Selon le décret, le Cfee devient désormais le diplôme de référence sanctionnant la fin du cycle élémentaire. Il est organisé chaque année en deux sessions, une session normale et une session de remplacement, avec des options « Français » et « Franco-arabe », auxquelles pourront s’ajouter d’autres filières selon les besoins du système éducatif.
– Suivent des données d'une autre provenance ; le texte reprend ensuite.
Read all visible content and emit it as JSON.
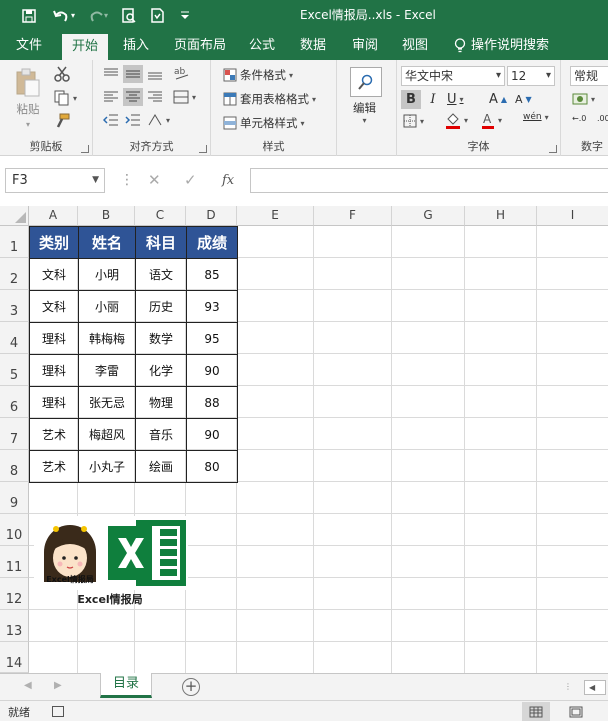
{
  "titlebar": {
    "title": "Excel情报局..xls  -  Excel",
    "bg": "#217346"
  },
  "tabs": [
    {
      "label": "文件"
    },
    {
      "label": "开始",
      "active": true
    },
    {
      "label": "插入"
    },
    {
      "label": "页面布局"
    },
    {
      "label": "公式"
    },
    {
      "label": "数据"
    },
    {
      "label": "审阅"
    },
    {
      "label": "视图"
    },
    {
      "label": "操作说明搜索"
    }
  ],
  "ribbon": {
    "clipboard": {
      "paste": "粘贴",
      "label": "剪贴板"
    },
    "alignment": {
      "label": "对齐方式"
    },
    "styles": {
      "conditional": "条件格式",
      "table_format": "套用表格格式",
      "cell_styles": "单元格样式",
      "label": "样式"
    },
    "editing": {
      "label": "编辑"
    },
    "font": {
      "name": "华文中宋",
      "size": "12",
      "label": "字体"
    },
    "number": {
      "format": "常规",
      "label": "数字"
    }
  },
  "formula_bar": {
    "name_box": "F3",
    "fx": "fx",
    "value": ""
  },
  "columns": [
    "A",
    "B",
    "C",
    "D",
    "E",
    "F",
    "G",
    "H",
    "I"
  ],
  "rows": [
    "1",
    "2",
    "3",
    "4",
    "5",
    "6",
    "7",
    "8",
    "9",
    "10",
    "11",
    "12",
    "13",
    "14"
  ],
  "table": {
    "header_bg": "#2f5496",
    "headers": [
      "类别",
      "姓名",
      "科目",
      "成绩"
    ],
    "rows": [
      [
        "文科",
        "小明",
        "语文",
        "85"
      ],
      [
        "文科",
        "小丽",
        "历史",
        "93"
      ],
      [
        "理科",
        "韩梅梅",
        "数学",
        "95"
      ],
      [
        "理科",
        "李雷",
        "化学",
        "90"
      ],
      [
        "理科",
        "张无忌",
        "物理",
        "88"
      ],
      [
        "艺术",
        "梅超风",
        "音乐",
        "90"
      ],
      [
        "艺术",
        "小丸子",
        "绘画",
        "80"
      ]
    ]
  },
  "pictures": {
    "avatar_text": "Excel情报局",
    "caption": "Excel情报局"
  },
  "sheets": {
    "active": "目录"
  },
  "status": {
    "text": "就绪"
  }
}
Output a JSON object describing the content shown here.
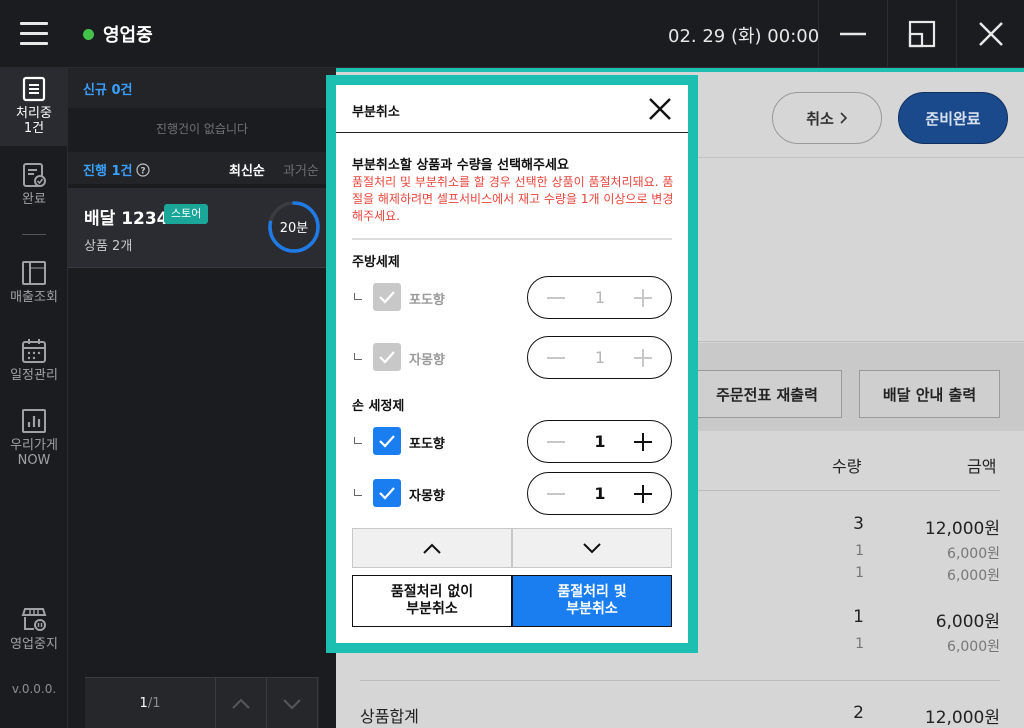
{
  "topbar": {
    "status": "영업중",
    "datetime": "02. 29 (화) 00:00"
  },
  "nav": {
    "processing": "처리중",
    "processing_count": "1건",
    "done": "완료",
    "sales": "매출조회",
    "schedule": "일정관리",
    "store_now_1": "우리가게",
    "store_now_2": "NOW",
    "pause": "영업중지",
    "version": "v.0.0.0."
  },
  "orders": {
    "new_header": "신규 0건",
    "empty": "진행건이 없습니다",
    "progress_header": "진행 1건",
    "sort_latest": "최신순",
    "sort_oldest": "과거순",
    "card": {
      "title": "배달 1234",
      "badge": "스토어",
      "sub": "상품 2개",
      "timer": "20분",
      "timer_progress": 0.78
    },
    "pager": {
      "current": "1",
      "total": "/1"
    }
  },
  "content": {
    "cancel_btn": "취소",
    "ready_btn": "준비완료",
    "reprint_btn": "주문전표 재출력",
    "delivery_print_btn": "배달 안내 출력",
    "col_qty": "수량",
    "col_amount": "금액",
    "rows": [
      {
        "qty": "3",
        "amount": "12,000원"
      },
      {
        "qty": "1",
        "amount": "6,000원"
      },
      {
        "qty": "1",
        "amount": "6,000원"
      },
      {
        "qty": "1",
        "amount": "6,000원"
      },
      {
        "qty": "1",
        "amount": "6,000원"
      }
    ],
    "sum_label": "상품합계",
    "sum_qty": "2",
    "sum_amount": "12,000원"
  },
  "modal": {
    "title": "부분취소",
    "desc_title": "부분취소할 상품과 수량을 선택해주세요",
    "desc_warn": "품절처리 및 부분취소를 할 경우 선택한 상품이 품절처리돼요. 품절을 해제하려면 셀프서비스에서 재고 수량을 1개 이상으로 변경해주세요.",
    "groups": [
      {
        "label": "주방세제",
        "items": [
          {
            "name": "포도향",
            "qty": "1"
          },
          {
            "name": "자몽향",
            "qty": "1"
          }
        ]
      },
      {
        "label": "손 세정제",
        "items": [
          {
            "name": "포도향",
            "qty": "1"
          },
          {
            "name": "자몽향",
            "qty": "1"
          }
        ]
      }
    ],
    "btn_no_soldout_1": "품절처리 없이",
    "btn_no_soldout_2": "부분취소",
    "btn_soldout_1": "품절처리 및",
    "btn_soldout_2": "부분취소"
  },
  "colors": {
    "accent_teal": "#1dbfb0",
    "primary_blue": "#1a7ef0",
    "status_green": "#43c24b",
    "warn_red": "#e8453c"
  }
}
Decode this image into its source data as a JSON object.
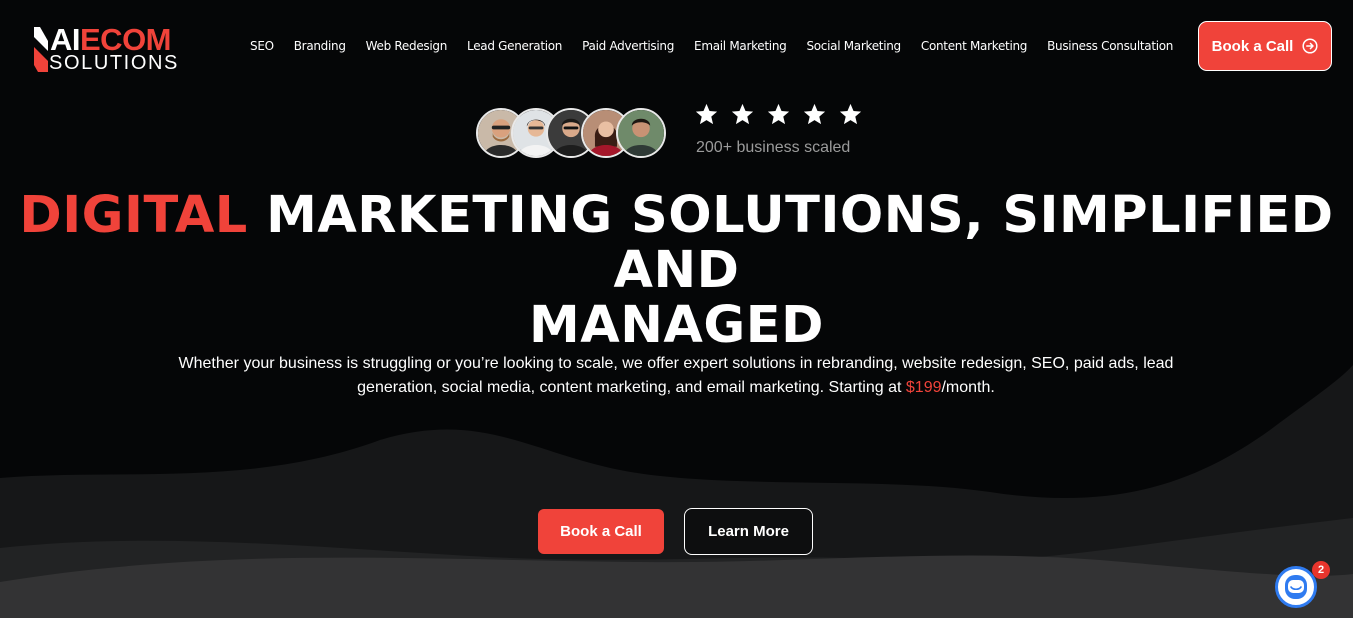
{
  "brand": {
    "logo_top_left": "AI",
    "logo_top_right": "ECOM",
    "logo_bottom": "SOLUTIONS",
    "accent_color": "#f0433a"
  },
  "nav": {
    "items": [
      {
        "label": "SEO"
      },
      {
        "label": "Branding"
      },
      {
        "label": "Web Redesign"
      },
      {
        "label": "Lead Generation"
      },
      {
        "label": "Paid Advertising"
      },
      {
        "label": "Email Marketing"
      },
      {
        "label": "Social Marketing"
      },
      {
        "label": "Content Marketing"
      },
      {
        "label": "Business Consultation"
      }
    ],
    "cta_label": "Book a Call",
    "cta_icon": "arrow-circle-right-icon"
  },
  "social_proof": {
    "avatar_count": 5,
    "star_count": 5,
    "rating_text": "200+ business scaled"
  },
  "hero": {
    "headline_accent": "DIGITAL",
    "headline_line1_rest": " MARKETING SOLUTIONS, SIMPLIFIED AND",
    "headline_line2": "MANAGED",
    "subtext_before_price": "Whether your business is struggling or you’re looking to scale, we offer expert solutions in rebranding, website redesign, SEO, paid ads, lead generation, social media, content marketing, and email marketing. Starting at ",
    "price": "$199",
    "subtext_after_price": "/month.",
    "primary_button": "Book a Call",
    "secondary_button": "Learn More"
  },
  "chat_widget": {
    "icon": "chat-icon",
    "badge_count": "2",
    "ring_color": "#2f7bf0"
  }
}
La réforme supprime ainsi le dispositif de sélection des élèves à l’entrée en classe de Sixième, longtemps critiqué pour son caractère limitatif et sélectif. Le rapport de présentation souligne la volonté de garantir une transition « fluide » entre l’élémentaire et le moyen, en conformité avec la loi d’orientation de l’éducation nationale et les engagements liés à l’Objectif de développement durable 4 (ODD 4) sur l’éducation inclusive.
Le texte précise également que les candidats au Cfee incluent les élèves régulièrement inscrits en classe de CM2 ainsi que les candidats individuels, sous conditions définies par le ministère chargé de l’Éducation nationale. Les épreuves porteront sur le programme de l’étape 3 du cycle élémentaire et comprendront des évaluations écrites ainsi qu’une épreuve d’éducation physique et sportive.
La sécurisation du processus d’examen sera assurée conjointement par les ministères en charge des Forces armées, de l’Intérieur et de la Sécurité publique, en coordination avec le ministère de l’Éducation nationale.
Autre innovation majeure : l’Inspection générale de l’Éducation et de la Formation sera chargée de la sélection des épreuves, tandis que les modalités d’organisation et d’administration seront fixées par arrêtés ministériels.
Le décret abroge le dispositif de 2013 qui liait le Cfee à un concours d’orientation vers le collège, jugé incompatible avec les objectifs de massification et d’équité du système éducatif.
Avec cette réforme, les autorités entendent aligner le système scolaire sur l’agenda national de transformation « Sénégal 2050 », en renforçant l’accès équitable à l’enseignement moyen.